First I tried scaling the vector by a factor of 0.1 to get the following training results:


These results were not very different than what I had been receiving without the 0.1 scalar, which I confirmed by performing reconstructions using the learned weights of the network. Thinking I might not have gone far enough, I tried just scaling this term to 0 entirely:


This gave me very odd results. The reconstruction in the visdom tool looked okay (but not really better), but the loss graph showed flat, strong (-410) negative loss. I didn’t really understand what this meant, and when I tried to perform reconstructions using the learned weights, I got weird degenerate results with the different patches all in random places. Clearly this approach wasn’t working either.

Transfer learning with the VAE

At this point with none of these experiments leading anywhere, I realized that I didn’t have much time left on the project, so I needed to focus my efforts on at least trying to get results for the network I have on my original sword dataset so I can have something to present. This required figuring out how to combine the transfer learning method I tried a few weeks ago with the VAE modifications I have made since then.

Ultimately, I figured out a way to modify the weight-loading code in the training script to only try to load weights into layers with names that match ones in the file I am trying to load from. In the default version all layer names must match, which was an issue since the mu and logvar layers unique to the VAE model don’t exist in the pretrained network weights.

Once I did this, I loaded the pre-trained ShapeNet weights and ran on the 1000 ShapeNet plane dataset for 120 epochs as usual:


This showed pretty good results as seen in the reconstruction on the left. When I performed actual reconstruction on my own though the resulting meshes were somewhat less accurate though (but more than before). I also noted here how the training and validation losses suddenly diverged at 100 epochs. This is probably due to some existing hyperparameter schedule in the code that I didn’t get time to investigate this week.


Next I tried the exact same experiment but on the dataset I created on my own of 100 swords taken from 3D video games. The results initially seemed okay around 40 epochs but then seemed to get worse as the reconstructions became more blob-like.


Indeed, when I performed reconstruction on a random point cloud afterwards the results were not very pretty. My next goal is to figure out how to fix this part.

Sampling with the transfer learned VAE

Finally, since the crux of my project is about synthesizing new models for video games, I needed to also test sampling with this pre-trained network as well. I didn’t try on the one trained on swords because the reconstruction results were still not good, but I did try several results on the version trained on planes.
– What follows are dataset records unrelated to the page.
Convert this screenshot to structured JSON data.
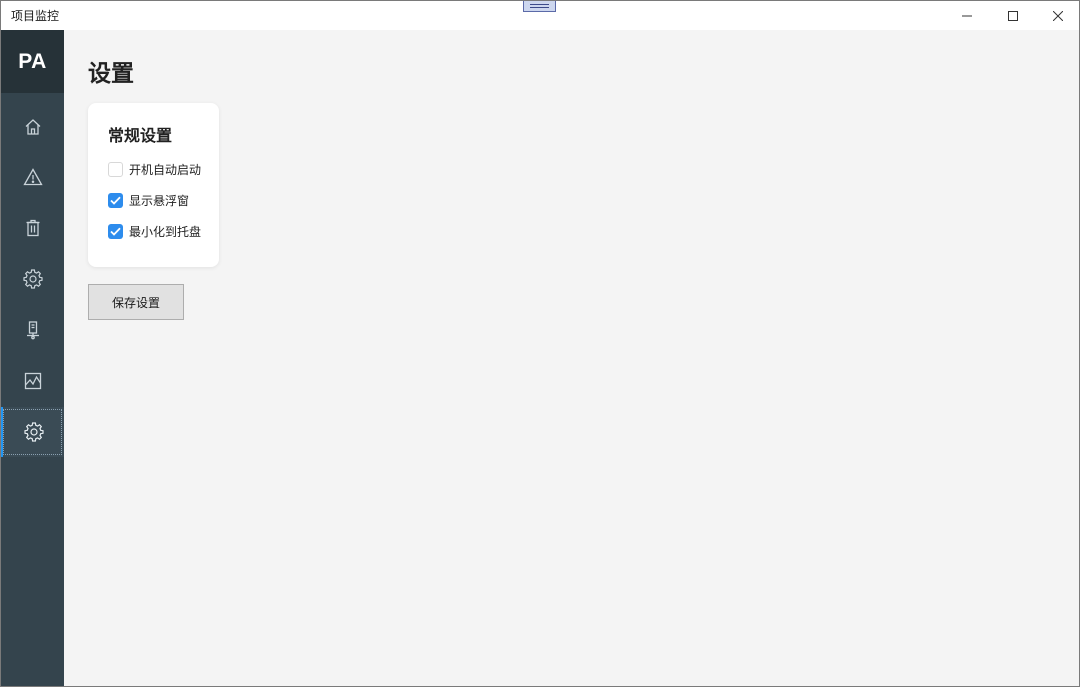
{
  "window": {
    "title": "项目监控"
  },
  "sidebar": {
    "logo": "PA",
    "items": [
      {
        "icon": "home-icon"
      },
      {
        "icon": "warning-icon"
      },
      {
        "icon": "trash-icon"
      },
      {
        "icon": "gear-icon"
      },
      {
        "icon": "device-icon"
      },
      {
        "icon": "chart-icon"
      },
      {
        "icon": "gear-icon",
        "active": true
      }
    ],
    "accent_color": "#2196f3"
  },
  "main": {
    "page_title": "设置",
    "general_card": {
      "title": "常规设置",
      "options": [
        {
          "label": "开机自动启动",
          "checked": false
        },
        {
          "label": "显示悬浮窗",
          "checked": true
        },
        {
          "label": "最小化到托盘",
          "checked": true
        }
      ]
    },
    "save_button": "保存设置"
  },
  "colors": {
    "sidebar_bg": "#34444d",
    "logo_bg": "#263238",
    "checkbox_checked": "#2d8ced",
    "content_bg": "#f4f4f4"
  }
}
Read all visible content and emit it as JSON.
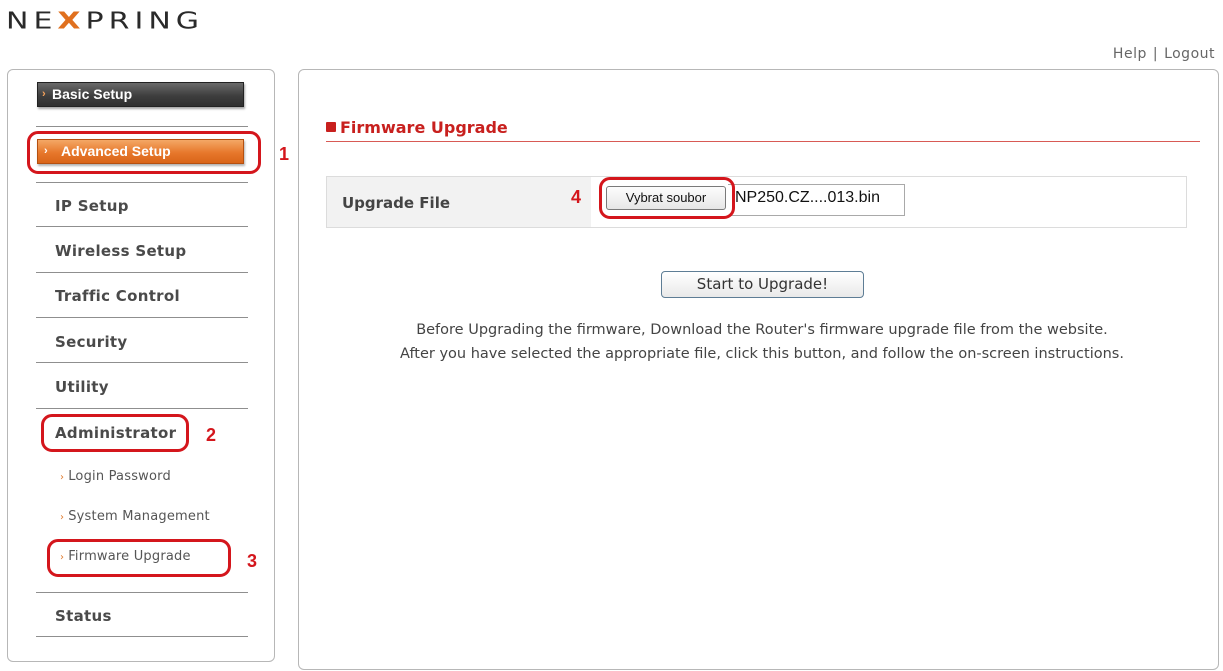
{
  "brand": {
    "logo_text": "NE",
    "logo_x": "X",
    "logo_rest": "PRING"
  },
  "toplinks": {
    "help": "Help",
    "separator": "|",
    "logout": "Logout"
  },
  "sidebar": {
    "basic_setup": "Basic Setup",
    "advanced_setup": "Advanced Setup",
    "items": [
      {
        "label": "IP Setup"
      },
      {
        "label": "Wireless Setup"
      },
      {
        "label": "Traffic Control"
      },
      {
        "label": "Security"
      },
      {
        "label": "Utility"
      },
      {
        "label": "Administrator"
      },
      {
        "label": "Status"
      }
    ],
    "sub_items": [
      {
        "label": "Login Password"
      },
      {
        "label": "System Management"
      },
      {
        "label": "Firmware Upgrade"
      }
    ]
  },
  "annotations": {
    "n1": "1",
    "n2": "2",
    "n3": "3",
    "n4": "4"
  },
  "main": {
    "title": "Firmware Upgrade",
    "upgrade_file_label": "Upgrade File",
    "choose_file_button": "Vybrat soubor",
    "file_name": "NP250.CZ....013.bin",
    "start_button": "Start to Upgrade!",
    "description_line1": "Before Upgrading the firmware, Download the Router's firmware upgrade file from the website.",
    "description_line2": "After you have selected the appropriate file, click this button, and follow the on-screen instructions."
  },
  "colors": {
    "accent_red": "#c8201e",
    "orange": "#e7782c",
    "annotation_red": "#d4161c"
  }
}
The results are definitely plane-like, but admittedly they are not very realistic as I would like. Unfortunately this is where I am at this rather late stage in the project. I think it is quite possible that the VAE architecture I chose is not going to generate as nice-looking results as the autoencoder reconstructions anyway, so this may just be the best I can get. I recorded these for now, and in my remaining time will work on trying to get similar or better results for the sword models.

Next steps

Here at the end of the project I have not reached a point where I have a model that is synthesizing beautiful and realistic new 3D models, but that may have been a little unrealistic to begin with. Currently I at least have a working VAE model that I can synthesize some new models from, and this is what I plan to present. As mentioned, in the remaining time I have I plan to work hard to see if I can get the network to synthesize at least decent-looking results for the sword dataset like it currently can for the planes. This would at least give reasonable validation of the ability of this technology to do what I set out to do, even if it is not quite powerful enough yet or I could not find the right architecture in the time I had.